Morrison lives modestly in Shankill, south Dublin, not far from Neil Jordan in Killiney and Jim Sheridan in Dalkey but a world away from what a Hollywood career could afford.

“That is because, I hate to say it, but I am an artist.”

He despairs of an Irish film tradition which he feels is too wordy, bedevilled and overshadowed by the literary tradition.

The only Irish film he professes to admire is Margo Harkin’s Hush-A-Bye Baby.

“Jim Sheridan is very popular, it says it all. I have a very good forgettery, I forget the names of films that don’t interest me with remarkable rapidity.”

In fact, for a man of 85, who suffered a stroke in 2005, Morrison is remarkably sharp, correcting me on details from his films, constructing sentences of an old-fashioned elegance.

“The stroke left me with an almost total inability to speak but I could say one word and that was ‘yes’ and I learned that the affirmative is not an answer to every question that life flings at one.

“It nonetheless gave me the deepest sympathy with the condition of the young lady who couldn’t say no.”

A cause for which Morrison campaigned long and hard was the creation of an Irish national film archive, which was launched at the Irish Film Institute in 1992.

But he regrets that the footage that he preserved for the National Library was later donated to RTÉ, which he feels is not a secure enough setting.

“I can’t see why they can’t pass it to where it really belongs in the national film archive.”

Morrison fell under the spell of film in 1937 when his parents gave him his own silent film projector.

A profile from The Irish Times in 1960 describes him “cranking away in lonely fascination at the silent classics of German macabre film”.

It was a primitive, hand-wound model which meant he could rewind it.

“That’s how I learnt editing, how a film was put together. I was particularly fond of Lang’s Metropolis.”

He was born in 1922 in Tramore, Co. Waterford, within earshot of gunshots as Free State troops were besieging the old coastguard station occupied by Republicans.

His mother was an actress at the Gate Theatre and his father overcame polio to become a neurological anaesthetist.

If he got his artistic temperament from his mother, he got his implacable determination from his father.

His father made him study medicine at Trinity but after reading every book on film in the library and joining the drama society, he abandoned his studies to make his first film, Dracula, in 1942.

“I starved myself to buy film stock on the black market,” he recalls. “I went bald within weeks through malnutrition.”
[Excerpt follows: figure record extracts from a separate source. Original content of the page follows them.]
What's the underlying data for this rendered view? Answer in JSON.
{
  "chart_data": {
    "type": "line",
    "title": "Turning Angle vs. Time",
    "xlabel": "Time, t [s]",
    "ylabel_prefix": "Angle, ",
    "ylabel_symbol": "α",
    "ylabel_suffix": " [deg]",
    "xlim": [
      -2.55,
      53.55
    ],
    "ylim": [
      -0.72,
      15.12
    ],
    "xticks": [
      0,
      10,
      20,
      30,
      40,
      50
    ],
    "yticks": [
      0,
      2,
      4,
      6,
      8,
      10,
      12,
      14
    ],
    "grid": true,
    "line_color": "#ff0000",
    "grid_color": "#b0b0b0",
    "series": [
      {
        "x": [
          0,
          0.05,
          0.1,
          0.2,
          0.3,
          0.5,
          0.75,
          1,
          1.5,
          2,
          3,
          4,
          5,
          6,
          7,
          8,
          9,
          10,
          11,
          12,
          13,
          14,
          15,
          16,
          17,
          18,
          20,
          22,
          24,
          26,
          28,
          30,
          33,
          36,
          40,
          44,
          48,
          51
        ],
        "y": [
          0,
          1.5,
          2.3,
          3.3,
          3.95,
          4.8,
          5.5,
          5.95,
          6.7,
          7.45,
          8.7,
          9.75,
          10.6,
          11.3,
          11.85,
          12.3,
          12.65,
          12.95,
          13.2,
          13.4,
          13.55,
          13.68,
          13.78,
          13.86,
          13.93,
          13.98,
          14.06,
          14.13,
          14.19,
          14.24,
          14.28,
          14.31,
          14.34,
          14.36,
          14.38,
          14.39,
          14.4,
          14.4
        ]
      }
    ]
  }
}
Happily, in later life, he would make up for this by marrying Theodora FitzGibbon, the late Irish Times cookery editor, providing the photographs for 11 of her cookery books and he and his second wife Janet still like to dine well.

He went on to be assistant director on two films directed by Hilton Edwards, From Time To Time, which he also scripted and Hamlet Of Elsinore with Orson Welles.

“He was a thoroughgoing personality and such people have always appealed to me. I can’t abide wishy-washy personalities.”

But Edwards was the greater influence.

“Hilton’s unsurpassable atmospheric lighting influenced me from when I was five years old when I was allowed to stay up for rehearsals of Peer Gynt because I was deemed to be too young to be a troll. He turned me on to what lighting could do.”